我が家の朝は、夫の淹れるコーヒーから始まる。
わたしたちは、暮らし自体にそれほどこだわりはないけれど、コーヒー豆だけはおいしいものを選んでいる。現在は、もう10年くらい岡山県のお店から取り寄せているコーヒー豆がお気に入り。二人とも苦いコーヒーが苦手なので、今飲んでいる 苦味の少ない 花やフルーツの香りのするようなナチュラル製法の浅煎り豆がすごく気に入っている。

当たり前だが入院中はそのコーヒーが飲めないので、面会の時に夫が持ってきてくれるコーヒーは、今のわたしにはものすごく貴重だし嬉しい。

二人部屋のベットを仕切るカーテンの内側で、夫と他愛のない話をしながら、ちょっとした甘いもの(この日はスイートポテト)といっしょにコーヒーを飲むのは至福の時だ。

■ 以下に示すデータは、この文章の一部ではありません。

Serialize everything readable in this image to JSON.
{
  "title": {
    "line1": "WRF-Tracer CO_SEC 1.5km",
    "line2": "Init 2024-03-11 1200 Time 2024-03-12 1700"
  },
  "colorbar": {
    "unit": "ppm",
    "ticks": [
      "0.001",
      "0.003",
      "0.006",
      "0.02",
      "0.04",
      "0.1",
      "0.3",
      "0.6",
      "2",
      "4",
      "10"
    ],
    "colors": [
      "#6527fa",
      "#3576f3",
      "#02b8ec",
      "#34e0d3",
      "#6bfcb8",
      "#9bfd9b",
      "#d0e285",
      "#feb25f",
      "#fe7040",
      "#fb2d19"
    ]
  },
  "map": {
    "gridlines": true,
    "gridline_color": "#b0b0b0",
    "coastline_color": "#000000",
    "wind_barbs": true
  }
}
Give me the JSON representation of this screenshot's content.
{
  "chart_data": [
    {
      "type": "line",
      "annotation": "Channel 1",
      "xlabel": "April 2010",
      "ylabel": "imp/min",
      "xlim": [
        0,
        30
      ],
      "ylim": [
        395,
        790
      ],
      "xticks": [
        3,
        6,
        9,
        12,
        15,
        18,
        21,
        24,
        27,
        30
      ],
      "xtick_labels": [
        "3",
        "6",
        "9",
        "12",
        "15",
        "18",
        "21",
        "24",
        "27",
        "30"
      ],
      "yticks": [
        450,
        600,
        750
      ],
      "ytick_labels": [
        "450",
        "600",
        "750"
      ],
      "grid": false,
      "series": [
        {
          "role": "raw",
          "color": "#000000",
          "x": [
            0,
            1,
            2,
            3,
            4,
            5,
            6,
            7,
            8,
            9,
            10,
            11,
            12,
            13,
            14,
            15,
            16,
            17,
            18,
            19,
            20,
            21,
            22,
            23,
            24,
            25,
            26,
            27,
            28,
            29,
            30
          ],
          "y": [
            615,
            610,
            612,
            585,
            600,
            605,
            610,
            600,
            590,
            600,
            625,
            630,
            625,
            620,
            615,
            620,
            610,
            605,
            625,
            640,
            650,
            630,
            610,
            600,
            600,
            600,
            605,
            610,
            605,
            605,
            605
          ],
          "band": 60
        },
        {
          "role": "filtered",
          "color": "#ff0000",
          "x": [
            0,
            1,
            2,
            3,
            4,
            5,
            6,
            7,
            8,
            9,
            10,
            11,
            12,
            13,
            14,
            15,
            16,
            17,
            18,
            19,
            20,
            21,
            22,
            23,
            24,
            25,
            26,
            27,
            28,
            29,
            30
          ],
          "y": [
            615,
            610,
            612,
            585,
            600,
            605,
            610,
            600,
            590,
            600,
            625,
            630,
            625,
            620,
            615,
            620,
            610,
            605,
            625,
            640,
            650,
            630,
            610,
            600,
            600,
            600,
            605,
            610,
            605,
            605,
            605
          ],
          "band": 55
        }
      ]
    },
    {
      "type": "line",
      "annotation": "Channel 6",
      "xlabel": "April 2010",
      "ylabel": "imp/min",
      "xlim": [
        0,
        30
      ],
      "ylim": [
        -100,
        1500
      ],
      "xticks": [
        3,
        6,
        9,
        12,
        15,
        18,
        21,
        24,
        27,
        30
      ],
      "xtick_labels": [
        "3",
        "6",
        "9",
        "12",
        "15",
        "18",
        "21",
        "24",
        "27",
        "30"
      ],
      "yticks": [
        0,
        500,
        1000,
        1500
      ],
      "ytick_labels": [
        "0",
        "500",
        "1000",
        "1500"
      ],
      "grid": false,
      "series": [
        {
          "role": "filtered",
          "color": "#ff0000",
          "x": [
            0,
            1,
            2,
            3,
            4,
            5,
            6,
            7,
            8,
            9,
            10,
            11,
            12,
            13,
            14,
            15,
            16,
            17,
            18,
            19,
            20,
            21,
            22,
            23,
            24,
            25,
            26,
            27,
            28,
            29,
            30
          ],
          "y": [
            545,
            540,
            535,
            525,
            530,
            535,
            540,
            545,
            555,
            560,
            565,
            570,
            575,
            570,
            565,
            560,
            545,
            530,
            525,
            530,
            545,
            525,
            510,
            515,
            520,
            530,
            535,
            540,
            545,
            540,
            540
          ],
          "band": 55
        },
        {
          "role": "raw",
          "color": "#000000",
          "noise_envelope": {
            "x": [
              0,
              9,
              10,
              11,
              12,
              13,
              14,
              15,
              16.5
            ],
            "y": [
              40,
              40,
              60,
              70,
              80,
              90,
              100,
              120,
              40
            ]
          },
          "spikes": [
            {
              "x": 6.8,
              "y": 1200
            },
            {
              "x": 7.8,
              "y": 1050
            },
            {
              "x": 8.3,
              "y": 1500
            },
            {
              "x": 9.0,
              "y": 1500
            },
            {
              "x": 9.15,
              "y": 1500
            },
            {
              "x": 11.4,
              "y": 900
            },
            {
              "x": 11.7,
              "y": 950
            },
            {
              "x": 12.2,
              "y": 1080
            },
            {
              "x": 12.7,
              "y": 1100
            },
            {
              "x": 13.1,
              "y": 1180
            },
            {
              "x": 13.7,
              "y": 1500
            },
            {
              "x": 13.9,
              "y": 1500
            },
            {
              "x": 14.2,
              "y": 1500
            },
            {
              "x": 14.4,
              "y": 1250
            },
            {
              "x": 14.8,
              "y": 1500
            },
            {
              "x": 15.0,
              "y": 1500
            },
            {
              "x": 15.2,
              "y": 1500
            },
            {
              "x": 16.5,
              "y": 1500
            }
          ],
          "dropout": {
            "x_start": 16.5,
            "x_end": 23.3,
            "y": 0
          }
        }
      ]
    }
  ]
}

(なんかちょっと背徳感がある)

今日は、退院後に向けて、家の中に手すりを設置する話も少しした。

人工股関節置換手術は、もちろん、術前より痛みが軽くなり、もっと動きやすくなり、生活の質が上がることを目的としている。

だがしかし、退院直後すぐにサクサク歩けるようになるかというとそうではない。
退院後もリハビリに通いながら、
家の中で家事というリハビリをすることで少しずつもとの暮らし、いやそれ以上の暮らしを目指す。

経験者の話を聞くと、だいたい半年くらいで「もう何をしてもいいですよ」ということになるらしい。

‥ということで退院直後は手すりが必要になる。その手すりも退院までに、夫が手配してくれることになった。
少しずつ退院に向けて動き始めている。

きっかり30分の面会を終えて夫は帰って行った。

夫を看護師の詰所前まで見送って、自分の部屋に帰ってくると、なんだかとても気持ちが落ち着いて、柔らかな心地よさに包まれていることに気づく。

若い頃はこんなこと(入院手術)が自分に待っているなんて想像もつかなかった。
身体は自由に動くし、やろうと思えばなんでもできた。
あの頃は、それでもなお現状に満足できず、もっともっとといろんなことを求めていたと思う。
夫にも求めていた。

だけど。

いまはもう、夫がコーヒーの入ったマグボトルを持って、30分だけわたしに会いに来てくれるだけで充分すぎるほど幸せだ。

若かった二人が出会って結ばれて、結婚してかれこれ40年。いろんなことがありながら、不器用に時間を重ねてきたその重み、というより深みが、今のこのやわらかであたたかなやさしい時間を感じさせてくれているんだと思う。

マグボトルのコーヒーの味は、わたしたちの幸せの象徴かもしれない。